Just looking for input if anyone can help. I am printing PETG and it's a bit tricky.

I am printing a very simple shape, just a box. But I want the corners to be rounded. It looks great, but the corners on the bottom are peeling off. Its like a layer all around that I can pull away. I tried sanding around the bottom edge and it helps a bit, but doesn't look as nice as Id hope. I just want a nice round edge, its jaggedy and peeling.... I was wondering if anyone had any ideas as to why this is happening? 

 

Ive tried playing with temperature settings and print speed. Also the PETG I am using is pretty cheap so maybe that is the reason? anyways any suggestions would be appreciated!!

 

 

 

 

 

Posted : 17/09/2021 5:15 pm
Dan Rogers
(@dan-rogers)
Noble Member
couple of thoughts

In the prusa slicer, on the layers and perimeters page, enable "add extra perimeters as needed".  Assuming (can't see clearly in the picture at all) that you have rounded the bottom-most corners, and you are sliced down to a very thin wall, there is an issue that can crop up on round profile surfaces where there is not enough supporting layers on the curved part.  Checking this setting will add extra lower perimeters until each layer is supported by at least 70ish % of a layer below it.

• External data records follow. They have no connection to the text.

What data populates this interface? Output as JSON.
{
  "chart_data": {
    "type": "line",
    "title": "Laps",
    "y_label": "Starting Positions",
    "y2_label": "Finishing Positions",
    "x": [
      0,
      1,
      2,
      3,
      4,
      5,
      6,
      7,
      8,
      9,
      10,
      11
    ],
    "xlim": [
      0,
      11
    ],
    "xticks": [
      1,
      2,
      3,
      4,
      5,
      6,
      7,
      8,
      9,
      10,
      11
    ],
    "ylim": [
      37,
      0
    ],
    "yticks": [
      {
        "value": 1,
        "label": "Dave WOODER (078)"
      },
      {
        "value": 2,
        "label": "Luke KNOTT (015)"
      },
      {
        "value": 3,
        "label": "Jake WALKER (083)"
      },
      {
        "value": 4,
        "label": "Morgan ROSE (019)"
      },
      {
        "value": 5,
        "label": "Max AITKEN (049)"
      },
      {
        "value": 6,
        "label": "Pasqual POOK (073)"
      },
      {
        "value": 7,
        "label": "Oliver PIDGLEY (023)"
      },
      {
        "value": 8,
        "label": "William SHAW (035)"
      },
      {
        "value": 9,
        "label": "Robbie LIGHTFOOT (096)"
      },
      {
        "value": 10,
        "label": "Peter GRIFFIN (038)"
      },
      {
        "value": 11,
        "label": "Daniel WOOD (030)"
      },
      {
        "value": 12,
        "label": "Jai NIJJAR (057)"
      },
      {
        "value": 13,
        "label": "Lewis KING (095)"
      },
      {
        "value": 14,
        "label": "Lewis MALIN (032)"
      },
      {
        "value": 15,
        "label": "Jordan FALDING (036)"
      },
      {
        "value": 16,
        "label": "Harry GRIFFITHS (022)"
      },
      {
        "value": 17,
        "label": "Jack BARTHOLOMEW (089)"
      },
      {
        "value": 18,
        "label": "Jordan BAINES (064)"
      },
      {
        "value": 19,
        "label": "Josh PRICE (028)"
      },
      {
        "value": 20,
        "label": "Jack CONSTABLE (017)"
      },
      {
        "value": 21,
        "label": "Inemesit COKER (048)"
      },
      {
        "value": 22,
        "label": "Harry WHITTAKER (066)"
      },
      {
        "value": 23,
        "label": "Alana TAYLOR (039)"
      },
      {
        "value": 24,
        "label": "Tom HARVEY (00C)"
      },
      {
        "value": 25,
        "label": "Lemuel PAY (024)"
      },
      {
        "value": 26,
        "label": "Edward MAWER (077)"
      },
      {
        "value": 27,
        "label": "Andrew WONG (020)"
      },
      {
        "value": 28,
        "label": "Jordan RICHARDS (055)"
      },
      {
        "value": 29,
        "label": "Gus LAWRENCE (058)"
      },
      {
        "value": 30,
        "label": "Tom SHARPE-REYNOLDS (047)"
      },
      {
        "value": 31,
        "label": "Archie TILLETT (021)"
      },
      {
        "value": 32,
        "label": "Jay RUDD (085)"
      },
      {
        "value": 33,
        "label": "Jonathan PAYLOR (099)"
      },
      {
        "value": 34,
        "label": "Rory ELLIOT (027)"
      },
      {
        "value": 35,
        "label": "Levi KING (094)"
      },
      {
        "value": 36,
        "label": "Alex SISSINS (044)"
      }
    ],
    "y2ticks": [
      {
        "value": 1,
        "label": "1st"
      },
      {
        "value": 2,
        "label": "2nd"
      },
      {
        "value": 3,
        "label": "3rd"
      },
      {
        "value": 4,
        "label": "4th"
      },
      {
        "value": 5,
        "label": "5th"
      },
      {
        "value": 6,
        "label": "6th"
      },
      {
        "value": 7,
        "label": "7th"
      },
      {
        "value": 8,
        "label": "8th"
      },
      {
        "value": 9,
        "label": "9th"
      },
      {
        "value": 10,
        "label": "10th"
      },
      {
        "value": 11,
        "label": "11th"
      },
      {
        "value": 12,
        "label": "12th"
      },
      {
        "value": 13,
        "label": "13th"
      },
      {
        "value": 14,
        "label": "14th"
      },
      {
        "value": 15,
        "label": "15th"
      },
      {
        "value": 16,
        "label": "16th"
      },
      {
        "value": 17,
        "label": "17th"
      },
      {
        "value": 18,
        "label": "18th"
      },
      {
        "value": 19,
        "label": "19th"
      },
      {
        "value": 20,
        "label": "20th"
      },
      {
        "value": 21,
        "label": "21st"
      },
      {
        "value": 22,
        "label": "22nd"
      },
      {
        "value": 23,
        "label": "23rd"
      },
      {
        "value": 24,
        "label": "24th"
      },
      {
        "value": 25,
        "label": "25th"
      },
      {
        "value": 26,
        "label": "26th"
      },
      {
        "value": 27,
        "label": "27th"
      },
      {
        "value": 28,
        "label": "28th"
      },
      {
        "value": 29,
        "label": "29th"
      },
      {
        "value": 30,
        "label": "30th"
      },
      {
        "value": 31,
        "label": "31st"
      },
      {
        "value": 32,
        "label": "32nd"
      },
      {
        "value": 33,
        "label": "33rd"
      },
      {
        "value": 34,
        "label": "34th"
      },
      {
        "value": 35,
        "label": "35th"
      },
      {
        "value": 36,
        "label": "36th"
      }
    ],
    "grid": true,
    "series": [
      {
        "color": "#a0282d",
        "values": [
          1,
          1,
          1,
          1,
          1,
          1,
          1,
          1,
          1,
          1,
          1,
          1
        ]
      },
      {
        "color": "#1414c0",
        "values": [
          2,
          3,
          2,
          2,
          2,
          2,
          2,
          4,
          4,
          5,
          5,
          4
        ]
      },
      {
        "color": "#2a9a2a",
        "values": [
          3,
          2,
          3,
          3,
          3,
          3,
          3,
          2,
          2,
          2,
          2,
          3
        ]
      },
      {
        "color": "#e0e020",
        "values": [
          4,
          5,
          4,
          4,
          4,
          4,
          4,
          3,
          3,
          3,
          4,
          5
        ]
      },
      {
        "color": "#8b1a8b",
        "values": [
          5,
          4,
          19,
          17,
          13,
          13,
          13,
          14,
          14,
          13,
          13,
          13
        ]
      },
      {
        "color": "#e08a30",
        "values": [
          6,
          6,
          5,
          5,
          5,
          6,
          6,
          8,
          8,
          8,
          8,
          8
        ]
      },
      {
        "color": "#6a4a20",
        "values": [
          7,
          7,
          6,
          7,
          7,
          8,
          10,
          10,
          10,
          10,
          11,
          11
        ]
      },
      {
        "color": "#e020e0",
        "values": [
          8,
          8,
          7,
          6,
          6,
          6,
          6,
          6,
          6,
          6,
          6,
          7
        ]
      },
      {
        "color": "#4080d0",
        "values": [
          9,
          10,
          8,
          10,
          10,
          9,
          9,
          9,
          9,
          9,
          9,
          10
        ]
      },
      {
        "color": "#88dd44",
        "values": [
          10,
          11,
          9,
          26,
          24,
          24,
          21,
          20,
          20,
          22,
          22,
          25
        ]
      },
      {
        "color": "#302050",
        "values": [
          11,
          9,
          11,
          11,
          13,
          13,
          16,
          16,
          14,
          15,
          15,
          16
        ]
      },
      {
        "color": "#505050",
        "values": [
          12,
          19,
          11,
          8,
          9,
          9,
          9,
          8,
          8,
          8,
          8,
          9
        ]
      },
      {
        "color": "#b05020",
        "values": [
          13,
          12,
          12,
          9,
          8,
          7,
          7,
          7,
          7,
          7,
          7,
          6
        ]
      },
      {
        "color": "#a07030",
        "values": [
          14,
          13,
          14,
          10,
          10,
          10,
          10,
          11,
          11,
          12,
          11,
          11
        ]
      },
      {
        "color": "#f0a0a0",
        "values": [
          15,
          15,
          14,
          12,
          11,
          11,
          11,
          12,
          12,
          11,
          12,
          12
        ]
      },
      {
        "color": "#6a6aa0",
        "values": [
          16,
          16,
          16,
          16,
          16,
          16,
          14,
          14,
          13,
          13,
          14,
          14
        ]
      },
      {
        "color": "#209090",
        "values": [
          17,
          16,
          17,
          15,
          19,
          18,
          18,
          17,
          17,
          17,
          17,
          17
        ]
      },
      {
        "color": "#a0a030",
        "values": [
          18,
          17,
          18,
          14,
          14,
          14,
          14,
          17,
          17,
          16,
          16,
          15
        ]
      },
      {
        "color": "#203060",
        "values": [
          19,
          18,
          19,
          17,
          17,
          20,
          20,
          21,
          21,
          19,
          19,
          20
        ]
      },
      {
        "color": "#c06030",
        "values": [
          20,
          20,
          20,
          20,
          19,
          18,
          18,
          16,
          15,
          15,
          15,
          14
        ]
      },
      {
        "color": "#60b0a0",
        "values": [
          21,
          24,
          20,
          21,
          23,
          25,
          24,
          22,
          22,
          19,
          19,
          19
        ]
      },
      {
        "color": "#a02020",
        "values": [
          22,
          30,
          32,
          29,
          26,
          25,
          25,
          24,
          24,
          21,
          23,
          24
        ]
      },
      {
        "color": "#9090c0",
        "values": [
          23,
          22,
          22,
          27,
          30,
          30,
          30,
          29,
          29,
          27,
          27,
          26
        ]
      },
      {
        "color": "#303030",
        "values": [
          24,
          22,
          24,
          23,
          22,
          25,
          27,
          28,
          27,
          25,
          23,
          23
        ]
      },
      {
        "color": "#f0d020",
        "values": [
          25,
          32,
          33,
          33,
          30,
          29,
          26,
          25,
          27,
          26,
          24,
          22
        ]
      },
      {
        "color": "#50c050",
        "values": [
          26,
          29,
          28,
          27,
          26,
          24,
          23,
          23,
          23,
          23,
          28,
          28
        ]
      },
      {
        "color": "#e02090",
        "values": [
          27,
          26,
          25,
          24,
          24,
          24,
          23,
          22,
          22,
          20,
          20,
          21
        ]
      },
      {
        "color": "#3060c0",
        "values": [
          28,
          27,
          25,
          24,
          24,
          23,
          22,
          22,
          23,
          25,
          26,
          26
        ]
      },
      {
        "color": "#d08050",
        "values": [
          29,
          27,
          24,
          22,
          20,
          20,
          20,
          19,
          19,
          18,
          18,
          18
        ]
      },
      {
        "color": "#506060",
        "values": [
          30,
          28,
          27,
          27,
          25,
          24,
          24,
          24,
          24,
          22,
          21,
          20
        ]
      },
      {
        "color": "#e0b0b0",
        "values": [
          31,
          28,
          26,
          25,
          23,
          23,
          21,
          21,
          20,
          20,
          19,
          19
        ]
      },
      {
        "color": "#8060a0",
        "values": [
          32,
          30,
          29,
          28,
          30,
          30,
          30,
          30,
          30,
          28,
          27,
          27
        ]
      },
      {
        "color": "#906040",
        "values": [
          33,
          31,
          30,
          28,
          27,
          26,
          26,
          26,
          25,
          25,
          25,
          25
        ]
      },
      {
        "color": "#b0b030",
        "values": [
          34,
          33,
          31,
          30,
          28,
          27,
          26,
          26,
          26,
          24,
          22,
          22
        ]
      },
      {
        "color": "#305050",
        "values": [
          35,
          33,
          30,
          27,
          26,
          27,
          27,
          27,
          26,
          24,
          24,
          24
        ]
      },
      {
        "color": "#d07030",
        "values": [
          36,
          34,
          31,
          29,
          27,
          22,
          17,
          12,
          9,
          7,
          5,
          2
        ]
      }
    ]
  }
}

Another one to turn on is "detect thin walls".  This will account for any design that doesn't factor extrusion width into the wall width design equation.  It usually helps get rid of sliced out voids (visible in the post-slicing preview) where you don't want them.

Finally, for a sturdy corner do not print in vase mode - there is only one extrusion width holding everything together, and rounded bottom will nearly always fail.

Posted : 17/09/2021 8:41 pm
Lichtjaeger
(@lichtjaeger)
Noble Member
PLA-PETG-mix

If you changed from PLA to PETG you need to do some extra purge, because the mixed stuff in the nozzle does neither stick to PLA nor PETG.

Posted : 18/09/2021 8:48 am
Diem
 Diem
(@diem)
Noble Member

This is one of the constraints that everyone eventually encounters in 3D design.

A shallow curve, fillet or horizontal cylinder will always have an area of poor surface quality because there is always a point where the angle is too great for unsupported printing and also the space beneath the curve is too small for supports.

If at all possible use chamfers or invert the part so that important curves are printed on a top surface.